Hoffman’s work has been published in more than twenty translations and more than one hundred foreign editions. Her novels have received mention as notable books of the year by The New York Times, Entertainment Weekly, The Los Angeles Times, Library Journal, and People Magazine. She has also worked as a screenwriter and is the author of the original screenplay “Independence Day,” a film starring Kathleen Quinlan and Diane Wiest. Her teen novel Aquamarine was made into a film starring Emma Roberts. Her short fiction and non-fiction have appeared in The New York Times, The Boston Globe Magazine, Kenyon Review, The Los Angeles Times, Architectural Digest, Harvard Review, Ploughshares and other magazines.

Hoffman has been at work on The Dovekeepers, which Toni Morrison calls “.. a major contribution to twenty-first century literature” for the past five years. The story of the survivors of Masada is considered by many to be her masterpiece.



THE BOOKISH DAME REVIEWS :

Do you have a little treasure book or two on your nightstand?  Is there a book you turn to in difficult times just to thumb through for a small word of advice?  "Survival Lessons" by the incomparable author Alice Hoffman needs to be one of those books from now on.  It's filled with wisdom, yes, but it's much more than that.  It's a sort of recipe book for the trials of life, as well as the good times with people we love, and who love us back.

I will confess that I've read every single one of Alice Hoffman's books since she began writing.  I won't embarrass her or myself, but let's conservatively say that's been at least 25 years or more.  She has been the maven of magical realism in every day life stories to me.  When I lived in Wellesley, MA, raising my children there, and was a member of my long time book group...we adored Alice Hoffman.  We understood her.  Her books spoke to us of the special human relationships that filter out of the ether...and they smelled of salty ocean air, starlight and family secrets.  Alice Hoffman is a conjurer of all things delectable and discernible.  I waited every year or so for a new creation to come forth from her heart and pen.  I have first editions of all her books.  Does this tell you anything?

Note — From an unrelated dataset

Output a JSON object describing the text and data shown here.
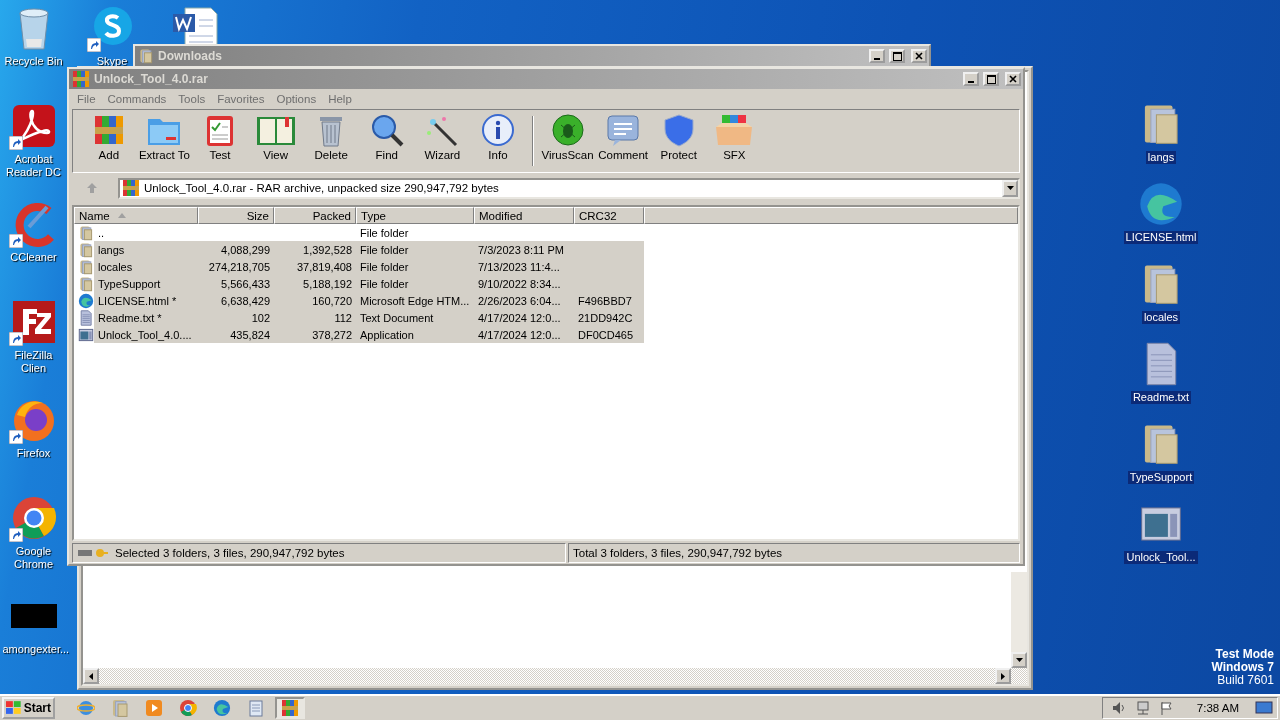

So, when I received this little book I was beside myself with joy and anticipation.  I knew she had something real and special to say about surviving the bumps and fault-lines of life and that it would be upbeat and positive, no doubt.  It is.

It's also clear and practical.  It's practical magic because it's so simple and profound at the same time.
I love that she zero's in on the exact point of pain and then carves it out with humor and compassion, giving a ready answer as to how it's best soothed and reconciled with a survivor's eye.   Several times I had to smile, and a couple of times laugh out loud at her quick mind and how she held no punches at identifying things and people who hold us back in surviving life's ups and downs.

"Survival Lessons" is a small, thin book that seems delicate and light-weight upon first view.  It's beautifully packaged and fits nearly in the palm of your hand, which is perfect, of course.  This is a book for everyone, not just cancer survivors. The insights you'll find are wise and worldly...and they're spiritually tipped, as well.  I, for one, won't easily part with my copy.   You'll need to get your own.


5+ stars for a little miracle book                        Deborah/TheBookishDame

2 comments:

Amanda

I love this post! I was wondering how this book was. I'm collecting all her books as well. I adored the movie Practical Magic so I picked up the book and read it and loved it even better. I actually cried reading The River King. I've read a few more of her books and am amassing quite the collection. I agree her books are filled with "salty ocean air, starlight and family secrets." What a great quote.

Deb

Thank you, Amanda, for the comments on my review. I can't imagine anyone not loving her writing!